When I read the article, I thought of Andrew Leigh referring to your post on the “mummy and daddy parties” some time ago and thought that it was shame that only Don’s contribution was mentioned.
It all depends on whether you take a mummy or a daddy attitude to this. If you take a mummy attitude, you should just be glad that your idea is out making its way in the world. If you take a daddy attitude, you need to have everyone know that it’s your kid who’s winning all the prizes.
*laugh* I must be a daddy sans offspring.
But I think politics is often very transgendered – mummy dressing as daddy, daddy dresing as mummy – Liberal governments trying to act social democratic to appeal to some voters (particularly rural voters), think baby-bonus/family benefits.

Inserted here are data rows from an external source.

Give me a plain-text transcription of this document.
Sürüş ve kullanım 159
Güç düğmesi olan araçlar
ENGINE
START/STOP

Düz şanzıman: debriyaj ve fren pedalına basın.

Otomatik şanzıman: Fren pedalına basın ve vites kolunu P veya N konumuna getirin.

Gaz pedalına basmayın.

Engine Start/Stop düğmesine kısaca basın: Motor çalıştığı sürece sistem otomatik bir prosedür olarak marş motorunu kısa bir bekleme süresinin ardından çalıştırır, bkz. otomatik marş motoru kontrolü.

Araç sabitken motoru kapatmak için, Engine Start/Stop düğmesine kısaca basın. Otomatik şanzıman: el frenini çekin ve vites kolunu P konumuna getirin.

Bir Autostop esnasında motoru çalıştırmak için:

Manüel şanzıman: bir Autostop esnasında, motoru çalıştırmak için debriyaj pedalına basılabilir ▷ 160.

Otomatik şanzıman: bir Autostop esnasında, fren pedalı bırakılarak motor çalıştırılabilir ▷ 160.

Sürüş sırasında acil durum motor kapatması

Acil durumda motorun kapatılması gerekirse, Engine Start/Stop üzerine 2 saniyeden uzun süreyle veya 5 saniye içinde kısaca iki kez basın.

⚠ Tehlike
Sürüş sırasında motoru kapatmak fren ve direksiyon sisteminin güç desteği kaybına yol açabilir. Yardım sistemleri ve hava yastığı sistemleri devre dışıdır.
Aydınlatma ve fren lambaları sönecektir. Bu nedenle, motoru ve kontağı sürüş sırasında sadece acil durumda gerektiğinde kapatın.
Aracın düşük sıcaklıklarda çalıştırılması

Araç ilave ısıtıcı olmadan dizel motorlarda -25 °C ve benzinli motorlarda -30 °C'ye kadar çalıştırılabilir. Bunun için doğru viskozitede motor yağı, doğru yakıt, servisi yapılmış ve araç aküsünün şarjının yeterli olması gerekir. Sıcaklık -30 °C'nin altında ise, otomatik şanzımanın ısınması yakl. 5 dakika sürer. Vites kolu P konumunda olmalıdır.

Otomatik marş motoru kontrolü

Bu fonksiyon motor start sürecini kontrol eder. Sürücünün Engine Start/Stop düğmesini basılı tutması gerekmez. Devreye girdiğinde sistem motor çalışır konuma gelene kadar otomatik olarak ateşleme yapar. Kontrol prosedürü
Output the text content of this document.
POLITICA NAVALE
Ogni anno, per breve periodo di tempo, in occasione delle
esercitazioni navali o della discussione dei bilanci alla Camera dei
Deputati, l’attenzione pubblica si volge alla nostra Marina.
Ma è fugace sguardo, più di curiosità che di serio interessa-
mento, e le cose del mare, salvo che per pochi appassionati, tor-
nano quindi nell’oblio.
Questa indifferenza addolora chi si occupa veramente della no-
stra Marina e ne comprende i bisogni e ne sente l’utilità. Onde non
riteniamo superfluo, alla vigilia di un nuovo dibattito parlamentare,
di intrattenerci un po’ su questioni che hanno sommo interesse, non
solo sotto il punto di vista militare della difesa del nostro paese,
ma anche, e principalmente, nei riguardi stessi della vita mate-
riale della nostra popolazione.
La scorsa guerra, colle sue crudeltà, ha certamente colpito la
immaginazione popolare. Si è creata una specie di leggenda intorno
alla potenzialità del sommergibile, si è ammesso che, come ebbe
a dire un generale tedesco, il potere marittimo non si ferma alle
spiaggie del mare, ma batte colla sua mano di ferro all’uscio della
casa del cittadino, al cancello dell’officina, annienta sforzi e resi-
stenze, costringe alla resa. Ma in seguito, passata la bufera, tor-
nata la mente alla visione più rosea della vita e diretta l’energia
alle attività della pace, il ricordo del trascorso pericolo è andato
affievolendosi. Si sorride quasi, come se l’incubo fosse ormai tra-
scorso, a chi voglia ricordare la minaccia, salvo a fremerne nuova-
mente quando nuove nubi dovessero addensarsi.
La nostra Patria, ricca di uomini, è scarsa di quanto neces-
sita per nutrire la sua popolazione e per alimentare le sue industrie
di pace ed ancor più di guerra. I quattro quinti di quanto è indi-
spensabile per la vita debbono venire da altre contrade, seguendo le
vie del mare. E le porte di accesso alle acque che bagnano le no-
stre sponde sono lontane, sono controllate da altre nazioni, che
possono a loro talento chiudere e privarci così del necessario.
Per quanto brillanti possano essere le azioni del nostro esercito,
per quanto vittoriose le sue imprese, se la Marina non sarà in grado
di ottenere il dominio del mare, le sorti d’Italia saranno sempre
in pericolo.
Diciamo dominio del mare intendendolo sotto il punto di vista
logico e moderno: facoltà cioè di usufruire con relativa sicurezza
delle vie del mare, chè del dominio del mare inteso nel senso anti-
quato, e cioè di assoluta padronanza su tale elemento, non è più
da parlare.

And Labor governments trying to do the reverse to offer the perception they’ll be tough in various areas.
Isn’t this just the old idea of lefty/social democratic parties being touchy-feely and not necessarily very good with “hard” things such as economics, and righty parties being the converse? (with a fair bit of cross-dressing as Stephen points out)
I’m sure I was aware of this stereotype as a kid in the 80s – the idea must have an older parentage than ’91.
On this logic, Bob Brown would not make the best wartime PM(“Cuddle them I say”). But let’s not discount the random and human factors on this hard / soft issue question – people with qualities rise to the occasion (eg like him or not, John Howard), and often the heavily hyped fail – John Hewson comes to mind. There must be many Labor examples as well.